Io vorrei innanzitutto associarmi alla domanda che ha fatto Tarcisio, perché anch’io sono molto affascinata da questo numero monografico di Confronti che secondo me ci dirà molte cose importanti.
La mia domanda è questa. Intanto volevo ringraziare, perché abbiamo avuto un’ora di una profondità straordinaria di temi. Io sono quasi senza parole, però volevo fare comunque una domanda, cercando di uscire un attimo dal contesto cristiano e in particolare biblico. Mi piacerebbe sapere da Armido Rizzi che cosa pensa riguardo alla costruzione dell’idea dell’altro e del diverso. Cioè alla capacità umana di inserire in categorie gli altri, per cui per esempio l’italiano è mafioso, lo straniero ci ruba il lavoro… Ecco, questi stereotipi secondo te come agiscono nello sviluppare il conflitto? Cioè come possiamo decostruire uno stereotipo che ci spinge a odiare il diverso, piuttosto che ad amarlo? In senso più laico, diciamo.

Rizzi:

Divido il primo intervento in due momenti, quello sull’animalismo e quello sul trascendentalismo di Kant, anche se erano collegati tra di loro.

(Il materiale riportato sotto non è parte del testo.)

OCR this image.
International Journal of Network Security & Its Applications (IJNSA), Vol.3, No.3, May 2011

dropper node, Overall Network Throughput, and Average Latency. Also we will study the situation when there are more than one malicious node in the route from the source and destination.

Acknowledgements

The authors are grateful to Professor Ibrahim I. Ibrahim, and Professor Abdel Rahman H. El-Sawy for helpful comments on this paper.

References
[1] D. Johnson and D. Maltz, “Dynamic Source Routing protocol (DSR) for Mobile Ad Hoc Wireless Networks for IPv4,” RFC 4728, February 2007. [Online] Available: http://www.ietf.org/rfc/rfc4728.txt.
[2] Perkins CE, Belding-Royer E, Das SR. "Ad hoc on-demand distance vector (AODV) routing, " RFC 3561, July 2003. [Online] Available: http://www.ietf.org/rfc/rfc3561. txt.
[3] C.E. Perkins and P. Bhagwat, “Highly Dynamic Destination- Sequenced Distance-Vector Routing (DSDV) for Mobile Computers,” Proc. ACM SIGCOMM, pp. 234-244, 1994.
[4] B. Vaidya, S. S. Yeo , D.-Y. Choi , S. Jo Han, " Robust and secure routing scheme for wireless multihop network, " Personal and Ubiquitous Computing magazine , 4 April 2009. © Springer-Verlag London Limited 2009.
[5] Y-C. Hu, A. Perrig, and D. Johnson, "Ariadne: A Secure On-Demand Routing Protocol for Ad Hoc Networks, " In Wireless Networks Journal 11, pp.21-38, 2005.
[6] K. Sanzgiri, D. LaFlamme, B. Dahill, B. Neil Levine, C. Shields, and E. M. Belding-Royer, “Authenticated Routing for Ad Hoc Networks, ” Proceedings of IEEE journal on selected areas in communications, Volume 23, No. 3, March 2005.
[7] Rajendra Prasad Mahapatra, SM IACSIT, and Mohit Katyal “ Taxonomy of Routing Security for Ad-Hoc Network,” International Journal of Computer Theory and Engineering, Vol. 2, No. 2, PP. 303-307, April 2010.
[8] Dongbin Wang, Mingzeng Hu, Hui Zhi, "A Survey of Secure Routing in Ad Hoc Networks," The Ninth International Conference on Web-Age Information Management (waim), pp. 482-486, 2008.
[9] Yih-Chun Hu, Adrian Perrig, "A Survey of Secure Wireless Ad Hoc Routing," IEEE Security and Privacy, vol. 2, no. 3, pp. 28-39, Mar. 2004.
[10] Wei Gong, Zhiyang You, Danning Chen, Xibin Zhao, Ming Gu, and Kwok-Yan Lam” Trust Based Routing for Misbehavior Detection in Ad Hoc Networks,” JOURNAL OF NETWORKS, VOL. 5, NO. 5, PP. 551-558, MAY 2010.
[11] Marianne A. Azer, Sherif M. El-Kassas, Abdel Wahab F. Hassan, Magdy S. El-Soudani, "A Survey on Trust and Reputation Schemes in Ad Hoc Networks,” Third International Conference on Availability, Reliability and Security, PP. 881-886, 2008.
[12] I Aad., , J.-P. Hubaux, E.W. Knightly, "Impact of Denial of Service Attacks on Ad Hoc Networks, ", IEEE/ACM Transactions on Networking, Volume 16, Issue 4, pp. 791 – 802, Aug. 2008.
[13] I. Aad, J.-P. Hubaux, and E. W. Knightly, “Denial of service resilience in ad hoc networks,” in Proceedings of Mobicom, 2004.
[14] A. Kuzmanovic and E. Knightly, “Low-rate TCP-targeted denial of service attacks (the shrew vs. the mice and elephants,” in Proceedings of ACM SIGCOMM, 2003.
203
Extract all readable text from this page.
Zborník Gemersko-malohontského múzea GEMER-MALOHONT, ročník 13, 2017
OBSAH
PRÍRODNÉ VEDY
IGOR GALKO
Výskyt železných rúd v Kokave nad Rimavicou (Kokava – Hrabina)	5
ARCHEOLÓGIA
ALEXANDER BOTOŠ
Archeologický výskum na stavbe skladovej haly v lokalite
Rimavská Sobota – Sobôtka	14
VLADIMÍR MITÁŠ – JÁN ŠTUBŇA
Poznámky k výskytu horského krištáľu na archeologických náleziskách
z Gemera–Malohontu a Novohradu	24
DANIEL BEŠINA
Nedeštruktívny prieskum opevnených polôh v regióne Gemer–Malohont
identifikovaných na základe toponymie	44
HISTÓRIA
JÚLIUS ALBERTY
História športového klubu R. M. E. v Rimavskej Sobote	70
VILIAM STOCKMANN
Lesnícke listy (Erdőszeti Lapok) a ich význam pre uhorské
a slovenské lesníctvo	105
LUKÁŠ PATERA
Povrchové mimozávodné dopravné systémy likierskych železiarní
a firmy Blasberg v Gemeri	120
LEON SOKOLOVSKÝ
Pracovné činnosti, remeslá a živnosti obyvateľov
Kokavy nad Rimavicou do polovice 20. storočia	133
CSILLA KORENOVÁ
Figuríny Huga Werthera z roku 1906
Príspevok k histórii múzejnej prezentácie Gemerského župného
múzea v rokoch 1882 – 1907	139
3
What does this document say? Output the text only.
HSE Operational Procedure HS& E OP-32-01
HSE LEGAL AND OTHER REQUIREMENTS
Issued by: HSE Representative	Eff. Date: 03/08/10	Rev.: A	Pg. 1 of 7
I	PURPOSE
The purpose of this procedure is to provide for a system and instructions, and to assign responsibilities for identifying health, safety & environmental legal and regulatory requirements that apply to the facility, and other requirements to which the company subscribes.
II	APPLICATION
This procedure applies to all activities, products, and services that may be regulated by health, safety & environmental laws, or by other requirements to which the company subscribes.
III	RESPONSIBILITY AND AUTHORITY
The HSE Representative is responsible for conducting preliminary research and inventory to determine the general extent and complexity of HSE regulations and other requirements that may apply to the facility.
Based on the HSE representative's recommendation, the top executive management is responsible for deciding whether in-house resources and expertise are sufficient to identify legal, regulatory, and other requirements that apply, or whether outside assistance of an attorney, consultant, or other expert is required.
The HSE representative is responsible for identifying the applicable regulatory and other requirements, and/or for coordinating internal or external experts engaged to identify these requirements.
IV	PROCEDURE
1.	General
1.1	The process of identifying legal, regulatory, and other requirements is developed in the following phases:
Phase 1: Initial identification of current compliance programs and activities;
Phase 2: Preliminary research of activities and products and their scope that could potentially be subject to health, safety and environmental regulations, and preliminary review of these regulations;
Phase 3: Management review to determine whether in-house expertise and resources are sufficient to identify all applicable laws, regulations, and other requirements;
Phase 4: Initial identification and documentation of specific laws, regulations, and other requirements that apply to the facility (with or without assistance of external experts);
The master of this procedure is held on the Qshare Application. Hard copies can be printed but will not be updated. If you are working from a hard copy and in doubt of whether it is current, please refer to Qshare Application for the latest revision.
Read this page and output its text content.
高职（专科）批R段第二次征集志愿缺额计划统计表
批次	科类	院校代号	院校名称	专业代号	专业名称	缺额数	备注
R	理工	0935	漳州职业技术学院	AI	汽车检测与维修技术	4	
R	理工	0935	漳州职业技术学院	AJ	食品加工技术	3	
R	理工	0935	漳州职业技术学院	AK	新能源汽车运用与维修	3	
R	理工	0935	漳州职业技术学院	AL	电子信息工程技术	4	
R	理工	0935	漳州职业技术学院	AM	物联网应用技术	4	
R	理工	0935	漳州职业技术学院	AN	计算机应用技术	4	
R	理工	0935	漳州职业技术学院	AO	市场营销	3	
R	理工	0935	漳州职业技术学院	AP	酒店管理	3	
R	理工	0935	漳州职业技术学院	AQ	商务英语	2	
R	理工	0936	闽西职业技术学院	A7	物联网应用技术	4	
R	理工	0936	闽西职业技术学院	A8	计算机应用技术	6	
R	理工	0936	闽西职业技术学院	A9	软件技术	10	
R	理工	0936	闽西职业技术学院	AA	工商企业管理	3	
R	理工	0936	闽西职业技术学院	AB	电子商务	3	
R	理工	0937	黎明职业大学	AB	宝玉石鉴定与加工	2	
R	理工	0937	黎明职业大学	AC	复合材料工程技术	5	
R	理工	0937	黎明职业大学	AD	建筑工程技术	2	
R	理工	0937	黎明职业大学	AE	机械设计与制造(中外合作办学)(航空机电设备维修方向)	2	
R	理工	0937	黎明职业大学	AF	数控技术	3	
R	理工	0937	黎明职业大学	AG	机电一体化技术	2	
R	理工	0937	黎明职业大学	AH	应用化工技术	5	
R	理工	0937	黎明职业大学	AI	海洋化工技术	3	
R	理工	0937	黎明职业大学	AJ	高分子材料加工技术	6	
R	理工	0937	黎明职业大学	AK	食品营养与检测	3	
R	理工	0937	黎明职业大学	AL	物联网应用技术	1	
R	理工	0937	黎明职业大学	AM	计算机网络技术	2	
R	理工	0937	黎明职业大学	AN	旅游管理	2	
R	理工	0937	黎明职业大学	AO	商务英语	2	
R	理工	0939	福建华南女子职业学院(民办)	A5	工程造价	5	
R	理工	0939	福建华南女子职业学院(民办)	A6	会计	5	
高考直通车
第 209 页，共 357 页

Io direi che se ci fosse qui Paolo De Benedetti direbbe che gli animali sono i nostri fratelli minori. Uno dei convegno di Biblia, quell’associazione per lo studio della Bibbia, portava proprio questo titolo: ‘I nostri fratelli minori’.
Se un cane morde gli fai il processo? Come minimo si deve dire che l’animale è diverso dall’uomo in quanto non ha il senso di responsabilità. Lei non ci crede. Vorrei sentire gli animalisti: le saltano subito addosso perché di qui verrebbe fuori tutta una serie di posizioni… Ci pensi davvero, almeno su questo punto della coscienza intesa come responsabilità. Non della coscienza nell’accezione generale, perché una certa coscienza certo c’è anche negli animali, diciamo una certa autoconsapevolezza, con tutte le manifestazioni di affetto che conosciamo. Ma io credo che almeno questo: agli animali nessuno ha mai chiesto la responsabilità di quello che fanno. Se lei mi documenta storicamente che non è così…Si può essere d’accordo sul fatto di non mangiare gli animali, ma io credo che non si possono mettere sullo stesso piano, se non altro per questo: che a loro non chiediamo la responsabilità di quello che fanno, non hanno la libertà della scelta tra il bene e il male.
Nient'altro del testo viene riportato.